Carol smirked, her eyes lighting up with mischief for once. "I dare you to try getting Rocket drunk and sending him up there to sing. Oh my GOD I would pay more money than I've ever had in my life to see that one time. I'd say go for Groot, but... we all know how that would turn out."
He started laughing. "I'd LOVE to convince Rocket to get up there and sing. Sadly, I don't even know if *I'm* that good to pull it off." He leaned against the wall with a smile. "I think it would just be interesting to see what song Groot picked out, honestly."
"My guess?" She laughed, crossing her arms over her chest. "A rousing rendition of "I am Groot" that will bring the house down." Oh, she didn't mean anything by it. She was just having fun.

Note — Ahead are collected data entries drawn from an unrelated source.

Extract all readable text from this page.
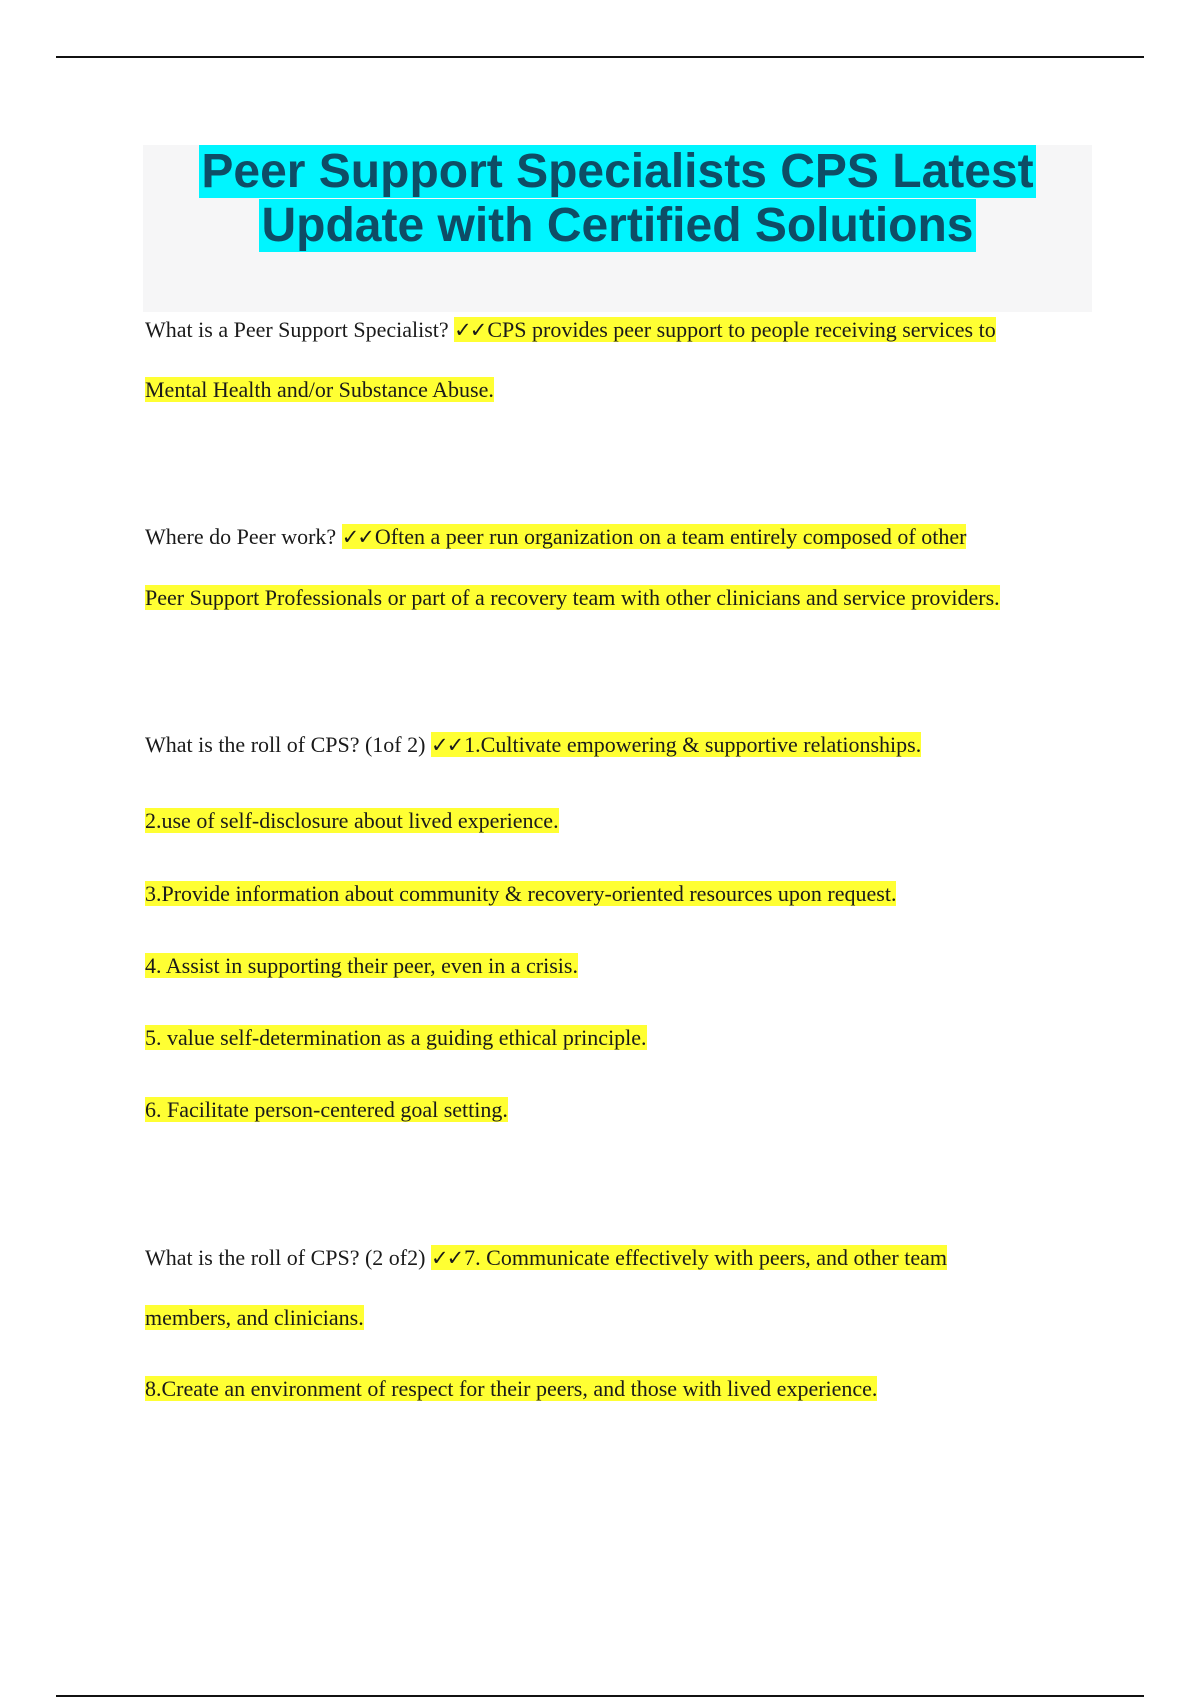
Peer Support Specialists CPS Latest
Update with Certified Solutions

What is a Peer Support Specialist? ✓✓CPS provides peer support to people receiving services to

Mental Health and/or Substance Abuse.

Where do Peer work? ✓✓Often a peer run organization on a team entirely composed of other

Peer Support Professionals or part of a recovery team with other clinicians and service providers.

What is the roll of CPS? (1of 2) ✓✓1.Cultivate empowering & supportive relationships.

2.use of self-disclosure about lived experience.

3.Provide information about community & recovery-oriented resources upon request.

4. Assist in supporting their peer, even in a crisis.

5. value self-determination as a guiding ethical principle.

6. Facilitate person-centered goal setting.

What is the roll of CPS? (2 of2) ✓✓7. Communicate effectively with peers, and other team

members, and clinicians.

8.Create an environment of respect for their peers, and those with lived experience.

"Personally, I hope that it's sung to something like 'Unchained Melody' just for that added pinache," Tony joked. And yeah, they were having fun. He had missed this.
"Can you see it? Groot up there with girls throwing their panties at him and screaming like it was a One Direction concert or something..." She said, breaking into a rare but hilarious giggle fit.
Now THAT was nice to see, her face light up like that. "I seriously don't think that Groot would even know what to do if he was given a pair of panties other than decorate by hanging them on his branches," he said, making himself even laugh a little just by thinking about it.
"Now I know I've been cooped up too long. Somehow my thoughts went from that to watching Drax do slam poetry. And that might honestly be the most spectacular thing any of us could ever even try to picture." Carol giggled, eyes watering from how hard she was laughing.
That made him laugh even harder. "It would only be better if someone accompanied him with some bongos and snapping. Can you even imagine it?" Tony could barely imagine an audience getting through that without Drax mauling them in some way.
"Oh my GOD. Tony. Somehow, SOMEHOW, we have to make this happen. I will be the happiest woman in the galaxy if we can make this happen." She said with wide eyes, trying not to fall over laughing.
"I think this plan will involve lots of alcohol and someone willing to get close enough to Drax to be willing to play bongos near him," he pointed out. "Which would probably just involve telling Wade the plan, now that I think about it." Because he would also think it was hysterical, more than likely.
"I'd say encourage Parker to join him, but... Jean will just threaten to withhold and he'll back right off." Carol snorted, not at all envious of those with an actual love life to speak of. Nope. Not at all.
"Or...we could just get him drunk enough to not care first and watch the carnage," Tony joked, giving her a wicked grin. It WOULD be hilarious to watch the shot storm that ensued.
"Ok, we're doing this. We are TOTALLY doing this." She laughed, just having a great time. "You know what? Let's go have some fun and see what chaos Wilson is starting down there. Meet you there? I should probably put some clothes on..."
"You'd get more applause if you didn't," Tony teased. "Wade and Parker would cooperate more, too, although I really don't think it would take much convincing on Wade's part anyway."
"Shush, you." She smirked, trying (and failing) to hide how much she oddly liked hearing his smug yet sincere compliments. "Now go put one of those sharp suits on that make all the ladies' jaws drop. Because I'm gonna bring my A-game tonight outfit-wise, and you better be able to measure up."